As you can see, there is nothing at all obvious coming out from the sequence so far.  However, when I looked at terms well into the sequence it became clear that this iteration was coming to a limit – how exciting!!  I had never played with this sort of maths before and this was (as far as I was concerned) all brand new and unknown territory.  Certainly a couple of guys in the Maths Department I spoke too had never heard of it – so it must be new 🙂  As I am rather prone to fantasy I wondered if I had stumbled  upon something really deep here, and if I plotted out all these data points, what would I get?  I thought it might reveal the Face of God!  So I used the same mathematics package to plot all the points out and what I got is what you see here, a three-barred spiral with the points all iterating towards a limit somewhere around 0.438 + 0.36i and unfortunately no God-like face (although one irreverent Lecturer did ask me how I knew that wasn’t indeed the Face of God!).  Moving swiftly on – this small excursion into a subject that is not my speciality led to a paper called “Complex Power Iterations” by Greg Parker and Steve Abbott (The Mathematical Gazette, Volume 81, Number 492, November 1997, pp.431-434), my first ever mathematical paper. 

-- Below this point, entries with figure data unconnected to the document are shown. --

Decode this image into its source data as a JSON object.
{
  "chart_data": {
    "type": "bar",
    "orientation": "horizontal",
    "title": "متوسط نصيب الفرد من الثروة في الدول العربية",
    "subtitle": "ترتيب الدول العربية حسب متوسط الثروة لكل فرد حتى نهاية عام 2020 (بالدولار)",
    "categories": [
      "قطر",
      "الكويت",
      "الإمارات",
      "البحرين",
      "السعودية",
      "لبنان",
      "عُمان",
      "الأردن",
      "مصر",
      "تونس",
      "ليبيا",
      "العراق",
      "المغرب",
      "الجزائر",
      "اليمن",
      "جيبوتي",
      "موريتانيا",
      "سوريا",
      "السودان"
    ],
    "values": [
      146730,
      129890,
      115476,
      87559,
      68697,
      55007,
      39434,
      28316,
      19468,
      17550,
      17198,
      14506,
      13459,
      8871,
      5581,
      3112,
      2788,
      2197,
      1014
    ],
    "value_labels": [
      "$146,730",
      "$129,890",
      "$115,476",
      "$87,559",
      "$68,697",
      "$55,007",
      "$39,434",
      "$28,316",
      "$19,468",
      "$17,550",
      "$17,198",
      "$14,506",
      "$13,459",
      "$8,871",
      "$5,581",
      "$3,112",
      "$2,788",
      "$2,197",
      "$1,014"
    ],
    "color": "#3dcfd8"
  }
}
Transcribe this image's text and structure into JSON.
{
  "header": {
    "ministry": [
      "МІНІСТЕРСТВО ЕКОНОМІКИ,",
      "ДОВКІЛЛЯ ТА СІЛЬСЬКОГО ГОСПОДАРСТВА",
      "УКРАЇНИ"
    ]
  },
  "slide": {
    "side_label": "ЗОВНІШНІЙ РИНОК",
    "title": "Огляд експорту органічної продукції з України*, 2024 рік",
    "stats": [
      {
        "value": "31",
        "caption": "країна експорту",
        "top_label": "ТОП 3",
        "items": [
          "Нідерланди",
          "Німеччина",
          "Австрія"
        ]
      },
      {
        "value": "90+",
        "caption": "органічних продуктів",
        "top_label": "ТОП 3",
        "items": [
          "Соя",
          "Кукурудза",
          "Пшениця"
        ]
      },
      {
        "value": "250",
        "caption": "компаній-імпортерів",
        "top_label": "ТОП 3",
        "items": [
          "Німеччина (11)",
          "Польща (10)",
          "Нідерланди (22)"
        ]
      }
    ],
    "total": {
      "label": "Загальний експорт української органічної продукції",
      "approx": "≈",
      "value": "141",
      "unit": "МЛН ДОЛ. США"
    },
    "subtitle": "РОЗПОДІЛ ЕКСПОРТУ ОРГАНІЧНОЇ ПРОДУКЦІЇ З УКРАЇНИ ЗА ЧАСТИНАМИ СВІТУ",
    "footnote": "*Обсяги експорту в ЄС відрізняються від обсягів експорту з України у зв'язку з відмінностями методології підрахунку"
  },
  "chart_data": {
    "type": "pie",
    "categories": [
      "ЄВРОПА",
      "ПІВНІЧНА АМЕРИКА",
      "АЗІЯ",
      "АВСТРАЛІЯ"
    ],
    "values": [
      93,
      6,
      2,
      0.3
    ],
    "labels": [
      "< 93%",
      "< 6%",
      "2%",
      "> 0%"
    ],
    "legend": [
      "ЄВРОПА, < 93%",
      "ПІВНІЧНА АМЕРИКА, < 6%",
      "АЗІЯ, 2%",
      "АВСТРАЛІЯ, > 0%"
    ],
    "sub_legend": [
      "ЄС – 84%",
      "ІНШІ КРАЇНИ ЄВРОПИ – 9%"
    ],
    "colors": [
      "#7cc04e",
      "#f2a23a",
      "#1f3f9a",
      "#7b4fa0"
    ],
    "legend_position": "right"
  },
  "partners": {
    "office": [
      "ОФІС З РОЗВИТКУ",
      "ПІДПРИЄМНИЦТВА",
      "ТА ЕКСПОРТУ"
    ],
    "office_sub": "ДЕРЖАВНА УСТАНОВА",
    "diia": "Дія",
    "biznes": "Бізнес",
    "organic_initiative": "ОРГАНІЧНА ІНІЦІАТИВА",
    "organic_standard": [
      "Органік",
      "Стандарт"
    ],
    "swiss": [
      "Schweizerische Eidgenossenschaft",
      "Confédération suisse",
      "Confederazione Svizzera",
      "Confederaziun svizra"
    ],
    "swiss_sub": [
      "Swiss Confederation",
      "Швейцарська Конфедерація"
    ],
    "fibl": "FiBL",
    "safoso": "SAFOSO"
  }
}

I put this stuff aside for a while but it kept niggling at me and I worked on it again a few months later.  This time I managed (with my PhD student at the time Steve Roberts) to actually extricate a fractal from these mathematical meanderings.  This work formed the paper “A Beautiful New Playground” by Greg Parker and Steve Roberts (The Mathematical Gazette, Volume 82, Number 493, March 1998, pp.19-25) where a couple of very interesting fractals were found.

I subsequently found out that these “Towers of Power” were quite well known long before I re-discovered them, in fact someone had written a paper on the subject as “people seem to keep re-discovering these objects on a fairly regular basis” 🙂  However, I did fortunately bring a few new bits of data to a wider audience, including the values of the interation limits and the full form of the more complex fractal beyond the central cardioid (you need to read the second Mathemtical Gazette paper to see what I’m on about).

All in all it was a very exciting experience to suddenly uncover (what I thought) was an entirely new world hidden within mathematics and at least I can now understand how those mathematicians that actually do make new amazing discoveries feel.